Selain itu, diharapkan adanya peningkatan nominal upah dapat meningkatkan daya beli masyarakat utamanya pekerja sekaligus juga menjaga daya saing usaha di wilayah DKI Jakarta di situasi ekonomi saat ini.
Sesuai dengan aturan, pemberlakukan aturan terkait UMP ini akan mulai berlaku tahun 2025. Pasalnya, keputusan ini hasil Pemerintah Provinsi DKI Jakarta yang telah melakukan pertemuan dengan dewan pengupahan.
Sebagai informasi, UMP merupakan standar upah minimum yang ditetapkan gubernur untuk suatu provinsi. Setiap provinsi di Indonesia memiliki UMP berbeda tergantung pada kondisi ekonomi dan biaya hidup di wilayah tersebut.

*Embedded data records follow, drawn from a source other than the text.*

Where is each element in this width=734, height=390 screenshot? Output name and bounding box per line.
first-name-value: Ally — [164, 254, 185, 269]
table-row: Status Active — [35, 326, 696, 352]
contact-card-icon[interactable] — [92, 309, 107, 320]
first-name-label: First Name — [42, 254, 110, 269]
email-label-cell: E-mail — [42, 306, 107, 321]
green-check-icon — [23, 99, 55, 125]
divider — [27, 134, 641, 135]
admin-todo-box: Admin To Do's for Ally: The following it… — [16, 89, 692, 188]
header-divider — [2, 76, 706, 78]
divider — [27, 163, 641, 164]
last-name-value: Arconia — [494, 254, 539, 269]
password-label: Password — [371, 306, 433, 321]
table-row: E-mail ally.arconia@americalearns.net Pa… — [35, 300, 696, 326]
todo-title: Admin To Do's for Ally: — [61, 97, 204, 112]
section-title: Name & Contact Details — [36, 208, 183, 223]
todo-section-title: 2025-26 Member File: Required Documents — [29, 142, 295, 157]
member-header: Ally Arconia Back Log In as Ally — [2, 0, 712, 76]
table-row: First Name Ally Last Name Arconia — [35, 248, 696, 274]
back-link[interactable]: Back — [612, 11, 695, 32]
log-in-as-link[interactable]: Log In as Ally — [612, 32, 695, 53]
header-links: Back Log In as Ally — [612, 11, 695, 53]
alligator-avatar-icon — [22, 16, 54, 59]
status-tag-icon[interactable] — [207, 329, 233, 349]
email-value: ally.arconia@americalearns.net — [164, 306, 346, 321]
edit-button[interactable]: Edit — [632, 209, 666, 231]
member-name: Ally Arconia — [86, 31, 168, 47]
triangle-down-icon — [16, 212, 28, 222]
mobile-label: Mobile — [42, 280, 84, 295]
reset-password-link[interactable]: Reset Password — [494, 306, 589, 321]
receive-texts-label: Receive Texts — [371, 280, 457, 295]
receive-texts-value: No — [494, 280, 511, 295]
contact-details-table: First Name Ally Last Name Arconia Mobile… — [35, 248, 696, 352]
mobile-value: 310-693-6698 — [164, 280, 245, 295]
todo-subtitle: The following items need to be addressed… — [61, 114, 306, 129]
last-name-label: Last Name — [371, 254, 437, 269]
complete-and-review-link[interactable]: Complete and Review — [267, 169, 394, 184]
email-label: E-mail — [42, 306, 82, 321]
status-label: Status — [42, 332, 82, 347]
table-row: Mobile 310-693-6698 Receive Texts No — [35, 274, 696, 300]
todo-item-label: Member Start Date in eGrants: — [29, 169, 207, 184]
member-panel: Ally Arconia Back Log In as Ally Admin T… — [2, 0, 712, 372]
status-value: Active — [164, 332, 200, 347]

UMP ditetapkan setiap tahun dan berlaku untuk seluruh kabupaten/kota di dalam provinsi tersebut. Pengusaha wajib membayar gaji kepada pekerja mereka sesuai dengan UMP yang berlaku, kecuali jika UMK lebih tinggi.
Perbedaan UMP dan UMK
Istilah UMP dan UMK memang sering digunakan secara bergantian dalam dunia kerja. Para pegawai pun rasa-rasanya sudah terbiasa mendengan kedua istilah itu disebutkan bahkan kerap menjadi percakapan sehari-hari.
Namun yang perlu dicatat, UMP dan UMK memiliki pengertian yang tidak sama. Secara aturan walau terkait upah kedua istilah ini pun mempunyai dasar-dasar tersendiri dalam hal penetapan dan juga penentuannya.
Jika UMP itu menyangkut gaji di tingkat provinsi dan ditetapkan oleh seorang gubernur, UMK lain lagi. Pasalnya, standar upah minimum yang ditetapkan untuk masing-masing kabupaten atau kota di dalam suatu provinsi.
Bila melihat faktanya, UMK biasanya lebih tinggi dari UMP. Alasannya, mempertimbangkan kondisi ekonomi dan biaya hidup yang lebih spesifik di wilayah tersebut.
Upah minimum kabupaten/kota atau UMK ditetapkan oleh bupati atau wali kota, setelah berkonsultasi dengan dewan pengupahan daerah dan disetujui oleh gubernur.
Jika suatu kabupaten/kota memiliki UMK yang lebih tinggi daripada UMP, maka pengusaha di wilayah tersebut wajib membayar upah pekerja sesuai dengan UMK yang berlaku.